The Stadium Sponsor Stock Curse strikes again!
The victim this time is Chesapeake Energy, whose name appears on the arena that hosts the NBA's Oklahoma City Thunder.
The curse is a somewhat fanciful but surprisingly consistent factor that CNNMoney has tracked for about a decade. It appears to weigh on the stock performance of companies with enough hubris to put their names on major sporting venues.
Chesapeake shares have been chopped nearly in half over the past 12 months.
That seems about right, as far as the curse is concerned. Of the 60 publicly traded sponsors, 37 of them -- 62% -- have had their stocks lose ground in the past 12 months, with an average drop of 21%. The S&P 500 is up 2.4% in the same period.

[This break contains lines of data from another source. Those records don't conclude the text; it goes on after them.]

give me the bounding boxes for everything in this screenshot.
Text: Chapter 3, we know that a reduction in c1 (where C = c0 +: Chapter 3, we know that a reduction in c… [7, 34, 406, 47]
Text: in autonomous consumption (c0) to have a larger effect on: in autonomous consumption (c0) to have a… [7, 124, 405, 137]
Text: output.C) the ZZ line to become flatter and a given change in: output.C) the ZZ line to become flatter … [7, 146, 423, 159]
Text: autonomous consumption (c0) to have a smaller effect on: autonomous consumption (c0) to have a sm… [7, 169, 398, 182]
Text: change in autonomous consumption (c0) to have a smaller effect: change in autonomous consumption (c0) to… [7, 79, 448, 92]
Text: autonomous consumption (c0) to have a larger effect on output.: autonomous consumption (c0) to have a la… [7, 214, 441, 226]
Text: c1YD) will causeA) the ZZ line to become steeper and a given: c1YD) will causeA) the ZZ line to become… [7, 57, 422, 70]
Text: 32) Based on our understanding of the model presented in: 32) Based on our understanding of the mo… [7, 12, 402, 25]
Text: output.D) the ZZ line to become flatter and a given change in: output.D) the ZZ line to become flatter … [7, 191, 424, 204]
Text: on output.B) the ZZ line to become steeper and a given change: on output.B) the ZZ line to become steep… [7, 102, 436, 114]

Of course, there's little supernatural or superstitious involved in Chesapeake's slide.
CEO Aubrey McClendon was just stripped of his title as company chairman due to controversy about an incentive program that allowed him to take personal stakes in wells drilled by the company. He used that stake to borrow as much as $1.1 billion in loans not disclosed to shareholders, according to published reports.
In addition, Chesapeake's profits have been hurt by rock-bottom natural gas prices.
If it's any consolation, Chesapeake is getting positive buzz after the Thunder captured two exciting NBA playoff games at home. The Thunder are guaranteed of playing more games in the Chesapeake Energy Arena, either later in the first round, or in the next round.
The Thunder's opponent in the NBA is the Dallas Mavericks, who play in another cursed arena -- the American Airlines Center in Dallas.
Last year, Dallas-based American had its name on both arenas used in the NBA Finals -- the Miami Heat play its games in the American Airlines Arena.
But last November, American parent AMR became the latest U.S. airline to file for bankruptcy, essentially wiping out shareholders. Its shares have lost 90%.
American's trip to bankruptcy is not unique for stadium sponsors. There are also two other arenas bearing the names of airlines that flew in and out of bankruptcy while maintaining their sponsorship deals -- the United Center in Chicago, and Toronto's Air Canada Centre.
In addition, 12 other stadiums or arenas used by the four major North American team sports leagues were once adorned with the name of a company that went bankrupt. The former Enron Field in Houston, now Minute Maid Park, is probably the most famous.
Several other former sponsors have vanished, bought in a weaken state by a competitor or shut down by a corporate parent tired of losses.
So even as Chesapeake struggles with its run of bad news this weak, its shareholders can take solace. The curse might be hurting, but it could be worse.